I checked the cables and they were all fine. At this point the client noticed the cables and commented that they were the wrong way around. I swapped them out of curiosity and the network kicked it complete with broadband. Wait a minute, what just happened?
Checking the router again I see that the WAN connection to the internet was connected to PORT1 on the LAN side and the new PC was conencted to the WAN port on the router! This isn’t right! That can’t happen! But it did.
I cannot explain, to this day, how this worked. The router must have been scrambled or had a bad firmware, or something. There’s no way this should have worked but it did. We decided not to diagnose this any further and got on with the jobs at hand. Whatever that D-Link router was up to I don’t know, I wish I knew as this one will spin in my head for some time to come!
We got a call to a job the other day. A client had just bought a new PC to be delivered by PC World. The old machine had died at boot up, something about the drive being corrupt. Anyway, we got the call to visit and configure their new machine. PC World were late ordering the replacement PC so after delays getting the machine to the client, we were off!

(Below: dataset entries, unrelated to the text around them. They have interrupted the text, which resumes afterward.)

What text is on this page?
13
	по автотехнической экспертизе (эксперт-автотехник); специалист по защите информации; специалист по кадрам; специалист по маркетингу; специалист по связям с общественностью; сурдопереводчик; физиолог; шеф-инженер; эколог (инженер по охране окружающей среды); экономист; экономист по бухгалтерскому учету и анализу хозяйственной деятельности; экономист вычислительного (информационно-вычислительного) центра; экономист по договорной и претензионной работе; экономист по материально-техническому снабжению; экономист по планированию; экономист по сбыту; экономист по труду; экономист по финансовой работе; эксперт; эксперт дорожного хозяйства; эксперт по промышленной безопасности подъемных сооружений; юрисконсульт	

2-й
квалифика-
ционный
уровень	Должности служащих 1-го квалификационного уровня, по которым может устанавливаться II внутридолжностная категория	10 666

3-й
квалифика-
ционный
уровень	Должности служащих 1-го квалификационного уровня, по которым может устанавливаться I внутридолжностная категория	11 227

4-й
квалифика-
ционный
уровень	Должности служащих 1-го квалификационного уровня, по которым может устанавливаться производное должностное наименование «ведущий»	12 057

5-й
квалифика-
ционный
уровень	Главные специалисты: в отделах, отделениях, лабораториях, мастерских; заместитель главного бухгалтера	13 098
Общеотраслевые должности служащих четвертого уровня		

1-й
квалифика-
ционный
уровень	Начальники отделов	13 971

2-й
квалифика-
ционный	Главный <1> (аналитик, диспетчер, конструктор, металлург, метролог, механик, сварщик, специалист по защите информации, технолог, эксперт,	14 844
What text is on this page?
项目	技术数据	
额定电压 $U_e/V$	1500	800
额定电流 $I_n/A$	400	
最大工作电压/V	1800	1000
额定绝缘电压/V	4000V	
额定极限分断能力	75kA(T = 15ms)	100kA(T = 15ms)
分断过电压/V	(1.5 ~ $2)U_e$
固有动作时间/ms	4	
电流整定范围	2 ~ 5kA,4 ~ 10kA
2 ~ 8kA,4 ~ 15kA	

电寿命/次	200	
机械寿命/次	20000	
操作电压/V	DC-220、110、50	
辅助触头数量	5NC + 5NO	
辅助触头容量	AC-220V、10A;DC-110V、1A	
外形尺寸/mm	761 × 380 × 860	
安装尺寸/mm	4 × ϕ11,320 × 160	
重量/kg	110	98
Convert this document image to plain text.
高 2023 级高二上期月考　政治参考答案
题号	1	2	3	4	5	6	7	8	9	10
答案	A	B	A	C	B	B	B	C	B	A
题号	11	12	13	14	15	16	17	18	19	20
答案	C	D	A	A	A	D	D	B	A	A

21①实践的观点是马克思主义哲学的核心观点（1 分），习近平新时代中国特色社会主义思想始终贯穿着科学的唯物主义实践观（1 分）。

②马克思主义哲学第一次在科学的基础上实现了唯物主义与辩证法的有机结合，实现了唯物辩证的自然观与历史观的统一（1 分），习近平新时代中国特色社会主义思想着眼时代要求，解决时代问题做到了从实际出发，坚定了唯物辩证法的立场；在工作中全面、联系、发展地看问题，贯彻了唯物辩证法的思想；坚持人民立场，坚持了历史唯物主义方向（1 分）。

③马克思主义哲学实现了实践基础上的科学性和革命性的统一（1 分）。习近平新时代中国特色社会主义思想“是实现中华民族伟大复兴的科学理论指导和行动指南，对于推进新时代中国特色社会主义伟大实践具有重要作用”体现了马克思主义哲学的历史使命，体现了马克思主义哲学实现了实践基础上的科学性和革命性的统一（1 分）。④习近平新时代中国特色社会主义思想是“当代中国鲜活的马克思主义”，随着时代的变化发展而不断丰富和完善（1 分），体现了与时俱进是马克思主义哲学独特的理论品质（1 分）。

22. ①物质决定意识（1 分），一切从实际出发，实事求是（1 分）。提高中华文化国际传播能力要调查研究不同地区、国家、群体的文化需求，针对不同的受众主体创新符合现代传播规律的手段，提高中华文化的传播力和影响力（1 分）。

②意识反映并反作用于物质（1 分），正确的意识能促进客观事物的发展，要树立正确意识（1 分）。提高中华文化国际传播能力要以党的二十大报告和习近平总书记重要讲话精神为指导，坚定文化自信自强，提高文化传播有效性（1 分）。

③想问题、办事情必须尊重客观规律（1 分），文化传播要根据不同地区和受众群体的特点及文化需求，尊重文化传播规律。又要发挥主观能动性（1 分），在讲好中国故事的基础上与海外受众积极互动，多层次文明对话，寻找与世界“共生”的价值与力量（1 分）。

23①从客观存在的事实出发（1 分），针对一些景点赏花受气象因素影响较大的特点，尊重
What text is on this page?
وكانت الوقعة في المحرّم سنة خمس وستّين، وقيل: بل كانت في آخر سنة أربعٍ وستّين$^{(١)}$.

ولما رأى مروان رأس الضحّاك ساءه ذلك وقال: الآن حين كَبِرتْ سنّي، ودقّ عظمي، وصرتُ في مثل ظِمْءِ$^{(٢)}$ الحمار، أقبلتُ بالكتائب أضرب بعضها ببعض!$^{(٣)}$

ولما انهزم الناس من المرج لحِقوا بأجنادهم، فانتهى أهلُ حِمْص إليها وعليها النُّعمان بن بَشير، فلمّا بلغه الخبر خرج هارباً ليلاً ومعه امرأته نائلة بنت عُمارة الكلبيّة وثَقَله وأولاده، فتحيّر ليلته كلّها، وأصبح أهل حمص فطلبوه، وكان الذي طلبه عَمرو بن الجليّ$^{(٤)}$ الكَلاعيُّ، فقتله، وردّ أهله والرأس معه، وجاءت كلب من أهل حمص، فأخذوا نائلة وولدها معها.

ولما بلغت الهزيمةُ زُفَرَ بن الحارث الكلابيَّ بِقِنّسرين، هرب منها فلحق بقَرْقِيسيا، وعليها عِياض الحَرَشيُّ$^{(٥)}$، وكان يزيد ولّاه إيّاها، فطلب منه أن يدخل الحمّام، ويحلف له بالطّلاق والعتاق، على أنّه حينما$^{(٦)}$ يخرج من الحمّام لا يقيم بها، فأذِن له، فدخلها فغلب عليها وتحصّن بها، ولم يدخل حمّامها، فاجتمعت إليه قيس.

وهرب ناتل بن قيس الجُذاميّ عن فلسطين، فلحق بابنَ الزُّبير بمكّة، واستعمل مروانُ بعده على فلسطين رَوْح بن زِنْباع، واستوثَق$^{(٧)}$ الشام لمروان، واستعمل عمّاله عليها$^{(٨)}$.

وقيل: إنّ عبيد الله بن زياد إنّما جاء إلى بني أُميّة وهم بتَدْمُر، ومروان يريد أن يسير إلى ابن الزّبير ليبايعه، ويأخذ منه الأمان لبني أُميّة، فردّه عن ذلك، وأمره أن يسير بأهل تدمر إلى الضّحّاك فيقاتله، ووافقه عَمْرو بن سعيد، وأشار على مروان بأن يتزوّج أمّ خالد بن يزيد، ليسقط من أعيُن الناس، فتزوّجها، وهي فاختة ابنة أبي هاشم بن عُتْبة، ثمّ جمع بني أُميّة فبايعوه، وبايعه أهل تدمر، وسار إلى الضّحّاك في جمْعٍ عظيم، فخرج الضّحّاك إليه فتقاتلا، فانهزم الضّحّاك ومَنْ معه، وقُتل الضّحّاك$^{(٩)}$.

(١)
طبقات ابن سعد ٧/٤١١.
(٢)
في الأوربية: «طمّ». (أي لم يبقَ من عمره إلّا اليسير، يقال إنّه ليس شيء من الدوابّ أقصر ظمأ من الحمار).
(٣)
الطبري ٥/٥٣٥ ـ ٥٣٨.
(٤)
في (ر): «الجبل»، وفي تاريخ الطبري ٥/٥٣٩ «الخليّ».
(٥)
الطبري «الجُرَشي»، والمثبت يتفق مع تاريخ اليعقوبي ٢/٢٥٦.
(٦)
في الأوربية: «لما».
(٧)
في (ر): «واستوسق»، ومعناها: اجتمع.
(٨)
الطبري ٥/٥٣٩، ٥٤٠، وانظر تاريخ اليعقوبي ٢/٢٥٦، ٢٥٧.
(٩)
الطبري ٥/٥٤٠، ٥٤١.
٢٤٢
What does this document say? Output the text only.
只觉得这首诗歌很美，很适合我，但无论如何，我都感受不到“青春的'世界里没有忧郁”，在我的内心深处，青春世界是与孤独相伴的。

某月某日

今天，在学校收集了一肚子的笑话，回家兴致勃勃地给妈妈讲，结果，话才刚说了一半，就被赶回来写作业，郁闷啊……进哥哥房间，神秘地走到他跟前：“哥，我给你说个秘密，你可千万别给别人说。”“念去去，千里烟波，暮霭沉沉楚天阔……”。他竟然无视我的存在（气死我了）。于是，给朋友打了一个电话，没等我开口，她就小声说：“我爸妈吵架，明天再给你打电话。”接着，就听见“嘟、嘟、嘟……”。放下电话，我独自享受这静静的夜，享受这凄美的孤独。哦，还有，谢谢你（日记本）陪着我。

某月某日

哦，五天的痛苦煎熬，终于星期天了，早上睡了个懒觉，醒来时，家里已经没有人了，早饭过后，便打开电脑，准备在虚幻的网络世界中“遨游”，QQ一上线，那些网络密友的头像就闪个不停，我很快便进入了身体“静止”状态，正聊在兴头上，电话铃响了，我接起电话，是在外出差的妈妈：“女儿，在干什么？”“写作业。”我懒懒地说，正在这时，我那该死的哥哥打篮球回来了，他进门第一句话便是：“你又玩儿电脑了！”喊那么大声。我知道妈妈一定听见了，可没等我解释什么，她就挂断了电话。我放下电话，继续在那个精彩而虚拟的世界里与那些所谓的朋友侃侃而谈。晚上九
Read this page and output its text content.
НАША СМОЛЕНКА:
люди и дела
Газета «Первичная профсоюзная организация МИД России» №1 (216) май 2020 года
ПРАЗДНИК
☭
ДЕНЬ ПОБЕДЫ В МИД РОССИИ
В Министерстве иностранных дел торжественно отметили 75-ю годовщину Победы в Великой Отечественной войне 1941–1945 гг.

On arrival at the site there were a wide range of tasks to complete. Installing three printer drivers on two machines, rebuilding the network (more on that later!), recovery of data and configuring remote desktop. Well, it turns out PC World did not return the data drive so data recovery was out. I set up the various printers (downloading all of the drivers, HP your site sucks!) We then configured XP Remote Desktop to allow the client to access their laptop from the new PC. Thankfully the client had the vision to search out a machine that still had XP on it, so this task was eased a little.
XP, yes XP on a new machine in August 2008. XP service pack 2 I might add. It’s not even a recent version! Updating to SP3 and adding the remaining updates completed the job, so far. We will return to this one when PC World recover the data on the old drive, or give up and return it.
Whatever happens I’m sure I’ll be running Spinrite past the drive and booting from Ubuntu to see what remains of the data.